Site web : www.karafactory.com
Qu'est-ce qui rend Franquin si extraordinaire ?
Une grande partie du talent de cet auteur à mon sens réside dans la modernité de son trait, de son style et de ses messages. Ces derniers sont d'une certaine manière, hélas toujours d'actualité pour certains. Franquin fait partie d'une génération d'auteurs qui nous ont mis en garde sur certaines dérives de nos sociétés via son humour corrosif. Hors, aujourd'hui encore, l'humour n'est paradoxalement pas assez pris au sérieux ! Je ne suis pas un grand connaisseur de son œuvre, tout juste un lecteur du dimanche qui fut bercé dans son enfance par les gaffes à gogo d'un grand benêt qui avait l'intelligence de voir le monde comme il devrait parfois être : en paix. Cette fausse naïveté qui fait sourire les cyniques et les blasés cache pourtant nombre de messages qui de par leurs simplicités et leurs accessibilités, essayent d'aborder des problèmes de la vie que nous avons nous-même complexifiés à outrance.
Je me souviens de ce court gag de Gaston Lagaffe où celui-ci était interpellé par son « chef » Prunelle ! Celui-ci reprochait à Gaston de ne pas vouloir déranger son chat dormant sur ses genoux. Et de lui signaler enfin que si tout le monde faisait de même, le travail n'avancerait pas ! La réponse de Gaston est alors sans appel et donne à peu près ceci : « Si tous les généraux du monde quels que soient la couleur de leur drapeau avaient un chat sur les genoux, eh bin, on se sentirait plus tranquille ! »

Une réponse aussi simple est un bâton tendu aux cyniques qui diront qu'à force de marteler des évidences, celles-ci perdent de leurs sens, et de leur force. Tant pis pour eux.
Avec les Idées Noires, Franquin décide de passer à la vitesse supérieure et de rentrer dans le lard en nous montrant la face sombre de son humour. Une sorte de dernier coup de pied au cul d'une société endormie. Franquin l'engagé ? Pourquoi pas ? Après tout, derrière chaque clown se cache souvent un humaniste qui capte l'attention par le biais du rire, ce même rire propre à chacun et qui peut rassembler les foules.

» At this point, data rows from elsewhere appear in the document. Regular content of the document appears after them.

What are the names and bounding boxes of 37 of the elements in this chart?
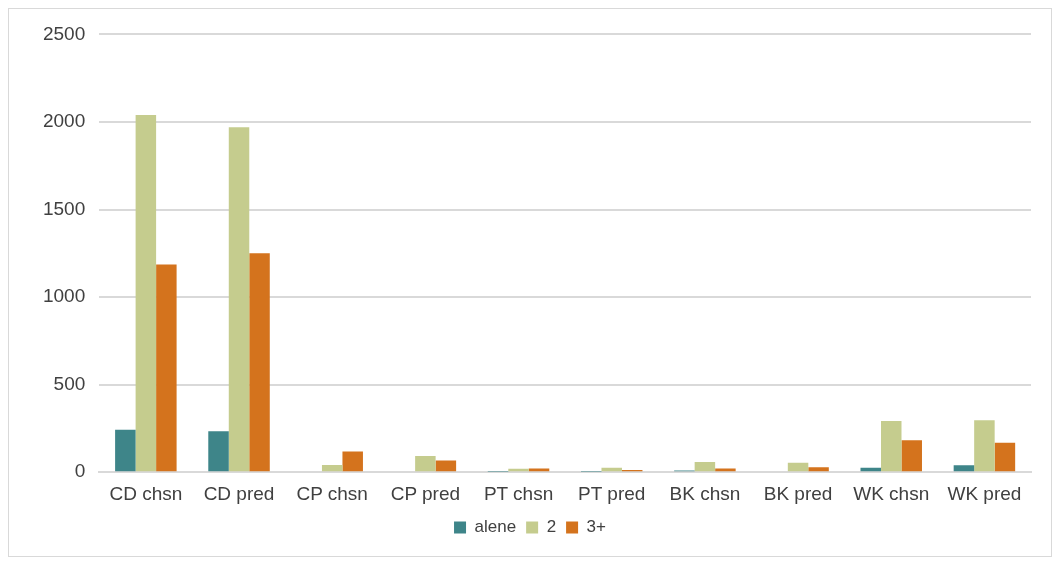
legend-label: 3+ [586,517,607,537]
bar [694,462,716,472]
bar [974,420,995,472]
x-tick-label: CD pred [203,482,275,504]
legend-label: alene [474,517,517,537]
bar [953,465,975,472]
x-tick-label: WK chsn [853,482,930,504]
y-tick-label: 1000 [42,285,86,307]
bar [415,456,436,472]
bar [228,127,250,472]
bar [901,440,922,472]
x-tick-label: CD chsn [109,482,183,504]
bar [115,429,136,472]
x-tick-label: PT chsn [483,482,554,504]
y-tick-label: 500 [53,372,86,394]
bar [808,467,829,472]
y-tick-label: 2000 [42,110,86,132]
x-tick-label: CP chsn [296,482,368,504]
bar [994,442,1016,472]
legend-label: 2 [546,517,557,537]
bar [156,264,177,472]
bar [880,421,902,472]
bar [321,465,343,472]
x-tick-label: BK pred [763,482,833,504]
y-tick-label: 0 [74,460,86,482]
bar [135,114,157,472]
x-tick-label: CP pred [390,482,461,504]
x-tick-label: PT pred [578,482,646,504]
bar [787,462,809,472]
bar [208,431,229,472]
bar [249,253,270,472]
x-tick-label: WK pred [947,482,1022,504]
bar [342,451,363,472]
bar [435,460,457,472]
y-tick-label: 2500 [42,22,86,44]
x-tick-label: BK chsn [669,482,741,504]
y-tick-label: 1500 [42,197,86,219]
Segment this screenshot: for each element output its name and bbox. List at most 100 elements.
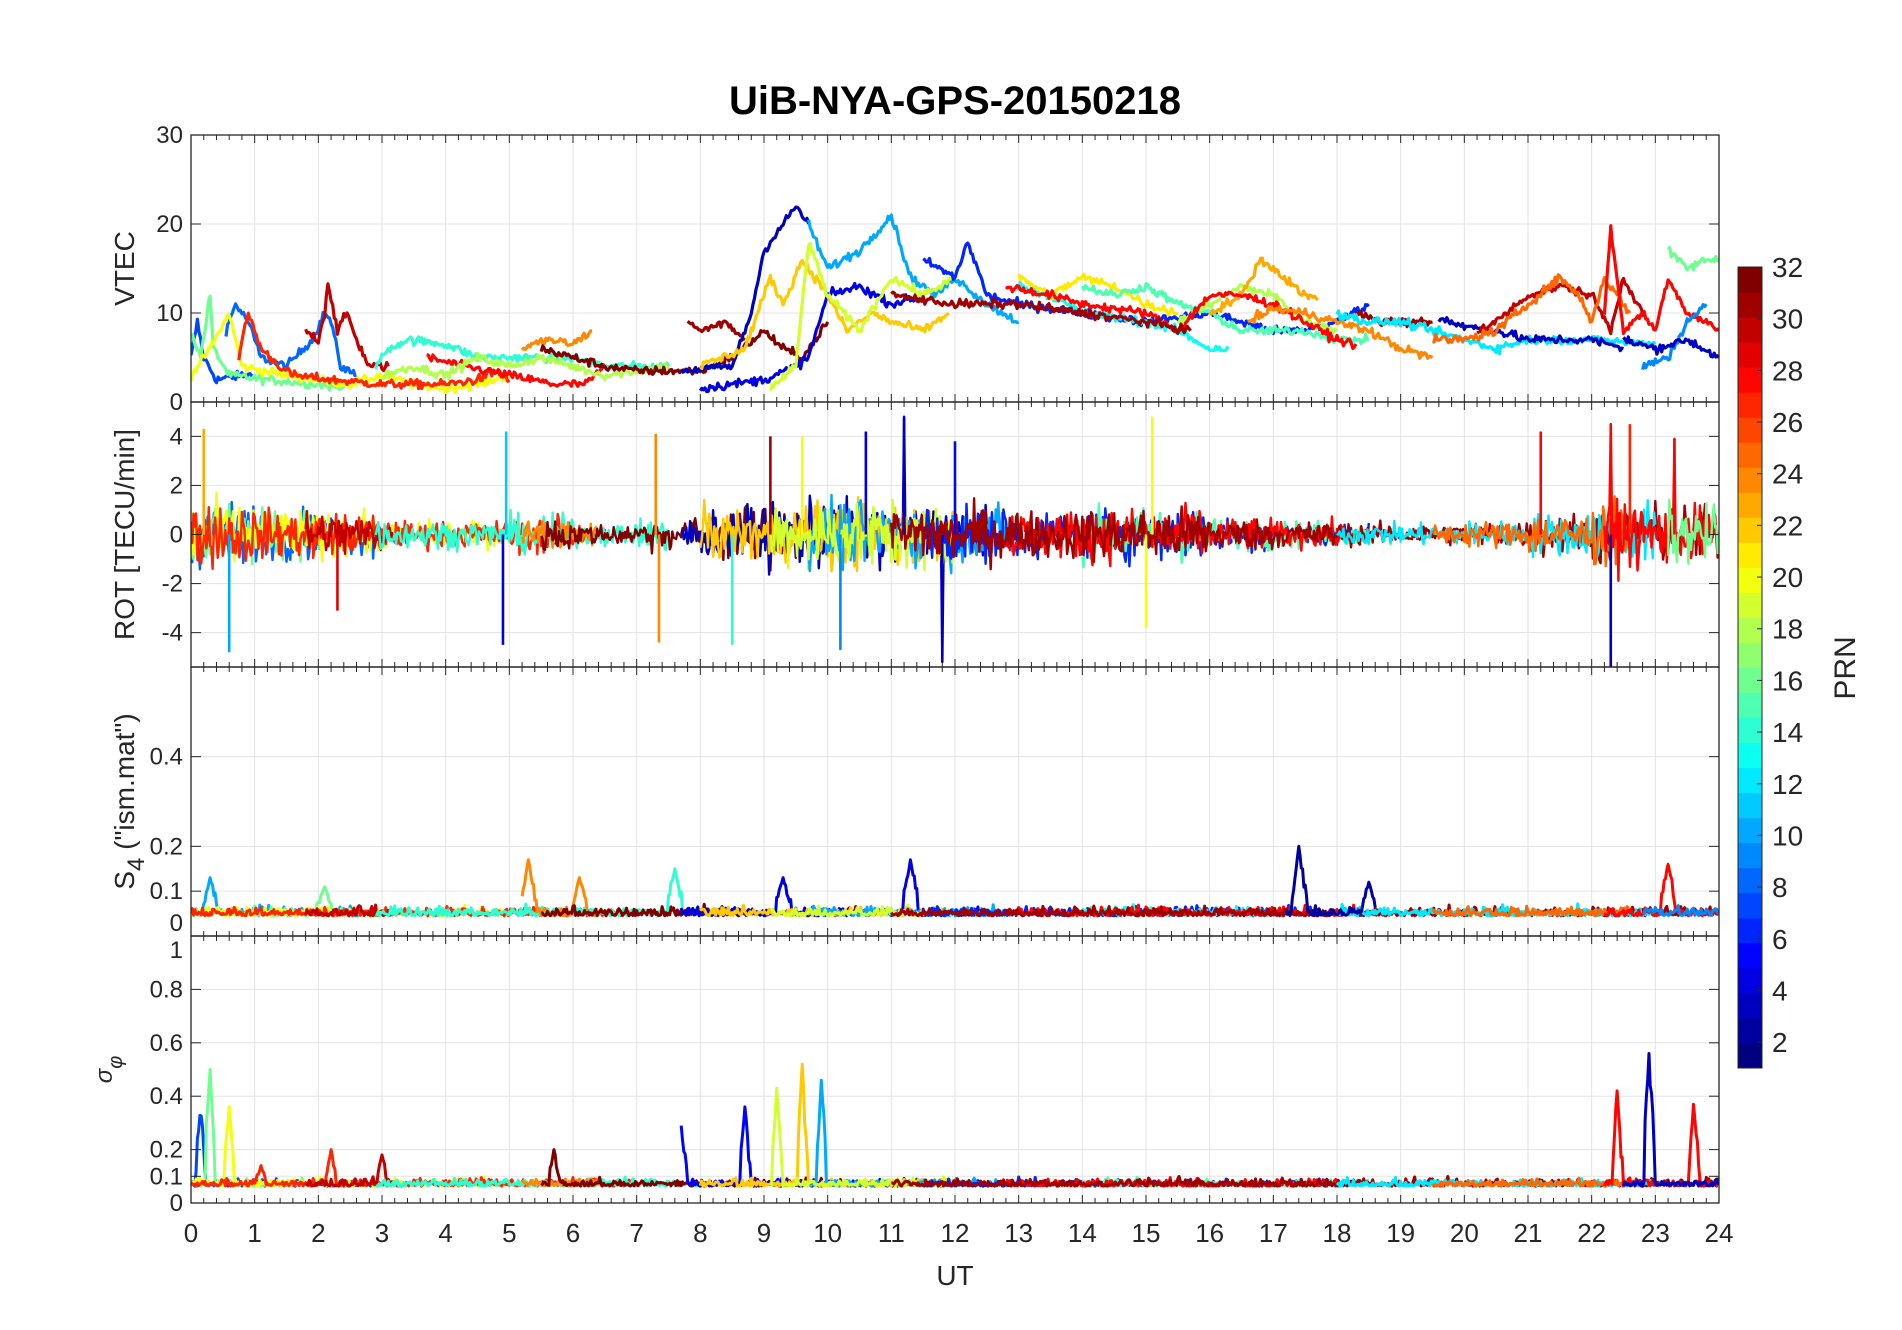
colorbar-band-prn-1 (1738, 1042, 1762, 1069)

Derrière les extraordinaires aventures de Spirou, Franquin lance aussi de nombreux messages, de mise en garde qui ne sont pas platement moralisatrices. Je ne sais pas si la jeunesse actuelle continue de lire Franquin, mais je pense que l’étonnante modernité de son œuvre, sa générosité à nous interpeller de manière ludique et intelligente est toujours d'actualité. Pour notre plus grand plaisir...
Comment avez-vous fait connaissance avec Franquin ou ses albums ? Quels sont votre premiers souvenirs de lui ? Avez-vous eu des contacts personnels ?
Hélas, jeune trentenaire que je suis, je n'ai jamais rencontré Franquin. Je sais qu'il faisait partie d'une génération adulée aussi bien par les lecteurs... que par certains de ses collègues ! Il incarnait une sorte de réussite plébiscité par les lecteurs, les professionnels et les critiques, car il alliait univers personnel et succès commercial. L'Eldorado artistique pour certain, une utopie pour les autres.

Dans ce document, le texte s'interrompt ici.